Jouer au Mali a marqué un tournant dans son engagement. « Là-bas, j’ai discuté avec d’autres jeunes filles. J’ai découvert qu’elles avaient beaucoup plus de problèmes à gérer au quotidien : le mariage forcé, l’excision… Pour certaines, le football représente une échappatoire. Pouvoir jouer sur un terrain, c’est une urgence. Il fallait que je fasse quelque chose », raconte Sébé Coulibaly. Son engagement commence par la France, mais la jeune femme, titulaire d’une licence de management du sport, ne cache pas son envie de développer Ladies Squad en Afrique, si un jour les financements le permettent.
« Partout, nous avons besoin d’un espace où on peut se sentir nous-mêmes », raconte-t-elle. À ses côtés, une autre figure féminine du football milite pour que les jeunes joueuses se sentent partout en confiance. Namnata Traoré, 27 ans, est attaquante en équipe de France B et nouvelle recrue du RC Lens, passée par l’OM. Avec Sébé Coulibaly, elles ont fondé l’association « Jouons comme elle« , afin de promouvoir et de valoriser la place des femmes dans la société par le sport.
« Nous sommes allées à la rencontre de jeunes filles de 17 à 19 ans dans un village près d’Aix-en-Provence, où comme ailleurs et encore pire peut-être, les joueuses ne trouvent pas de structures pour pratiquer. Elles manquent de citystade. Là-bas aussi, les parents sont encore réticents à l’idée que leurs filles se passionnent pour le football », déplore Namnata Traoré, qui a grandi à Gagny, en Seine-Saint-Denis.
« Des regards condescendants qui me disaient que je n’étais pas à ma place »
« Moi, j’ai commencé à pratiquer à la récréation, en CP. C’est un garçon qui m’a proposé de jouer parce que j’étais toute seule.
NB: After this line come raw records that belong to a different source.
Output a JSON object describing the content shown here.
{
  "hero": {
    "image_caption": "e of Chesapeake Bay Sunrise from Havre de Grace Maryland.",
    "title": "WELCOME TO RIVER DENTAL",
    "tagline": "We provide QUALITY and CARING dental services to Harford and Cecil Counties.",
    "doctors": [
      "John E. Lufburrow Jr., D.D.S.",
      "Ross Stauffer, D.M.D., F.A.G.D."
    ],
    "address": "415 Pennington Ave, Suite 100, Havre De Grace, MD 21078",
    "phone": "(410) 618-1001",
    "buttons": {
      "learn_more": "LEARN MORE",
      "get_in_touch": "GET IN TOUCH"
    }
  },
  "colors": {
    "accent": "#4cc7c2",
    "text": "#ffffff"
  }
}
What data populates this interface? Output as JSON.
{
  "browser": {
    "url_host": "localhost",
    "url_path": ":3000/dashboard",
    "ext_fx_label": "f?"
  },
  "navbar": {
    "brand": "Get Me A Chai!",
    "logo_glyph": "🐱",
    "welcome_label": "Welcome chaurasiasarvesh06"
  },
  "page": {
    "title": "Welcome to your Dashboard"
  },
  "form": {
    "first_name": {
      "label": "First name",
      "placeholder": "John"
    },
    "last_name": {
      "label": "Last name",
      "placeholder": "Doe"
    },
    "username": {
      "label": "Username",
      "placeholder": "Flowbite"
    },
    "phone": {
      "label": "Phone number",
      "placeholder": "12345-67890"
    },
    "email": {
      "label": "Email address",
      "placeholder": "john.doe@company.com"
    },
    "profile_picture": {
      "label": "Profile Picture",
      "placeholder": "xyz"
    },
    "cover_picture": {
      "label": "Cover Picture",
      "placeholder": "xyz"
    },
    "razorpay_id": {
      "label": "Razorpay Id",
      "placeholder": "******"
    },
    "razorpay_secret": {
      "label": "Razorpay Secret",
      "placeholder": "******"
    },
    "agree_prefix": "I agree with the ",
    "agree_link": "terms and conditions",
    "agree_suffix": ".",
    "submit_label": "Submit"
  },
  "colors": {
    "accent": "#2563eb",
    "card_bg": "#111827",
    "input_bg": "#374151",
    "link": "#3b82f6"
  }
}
Puis, les copains m’ont pris sous leur aile comme une petite sœur », raconte l’attaquante tricolore. En grandissant, elle a continué à chausser les crampons avec les garçons de son quartier, parce qu’il n’y avait aucune équipe féminine dans sa ville. « Dans la cité, j’étais accueillie, mais quand on jouait à l’extérieur, je me souviens des regards condescendants qui me disaient que je n’étais pas à ma place. »
Tout comme Namnata Traoré, Sébé Coulibaly a beaucoup pratiqué aux côtés des hommes. « Mon frère m’a toujours pris dans son équipe, il m’a ouvert les portes. C’était le premier à me défendre et à dire que le foot, ça n’était pas seulement un sport d’homme », raconte l’internationale malienne. Aussi, elle souhaite continuer de proposer quelques sessions mixtes sur son application, même si la priorité reste de créer un espace féminin.
Encourager la création d’espaces pour les femmes
La Coupe du monde féminine de 2019 a-t-il changé les choses ? Les chiffres en attestent. Avec 157 000 licenciées, la France a enregistré un bond de près de 10 % de joueuses grâce au Mondial, selon les derniers chiffres de la Fédération française de football (FFF). Pourtant, pour Sébé Coulibaly, rien n’est moins sûr. Les barrières psychologiques persistent : « Des filles continuent de dire qu’elles n’ont pas le niveau, alors que les hommes se posent plus rarement cette question ».
« Si on avait eu cet espace fait par des femmes pour des femmes à l’époque, aujourd’hui le football féminin aurait nettement plus progressé », estime Namnata Traoré. En période de trêve, encore aujourd’hui, les deux joueuses ont du mal à trouver des coéquipières avec qui partager un « five » (football à cinq) autour de chez elles. Elles attendent beaucoup de l’application mobile et en seront les premières utilisatrices.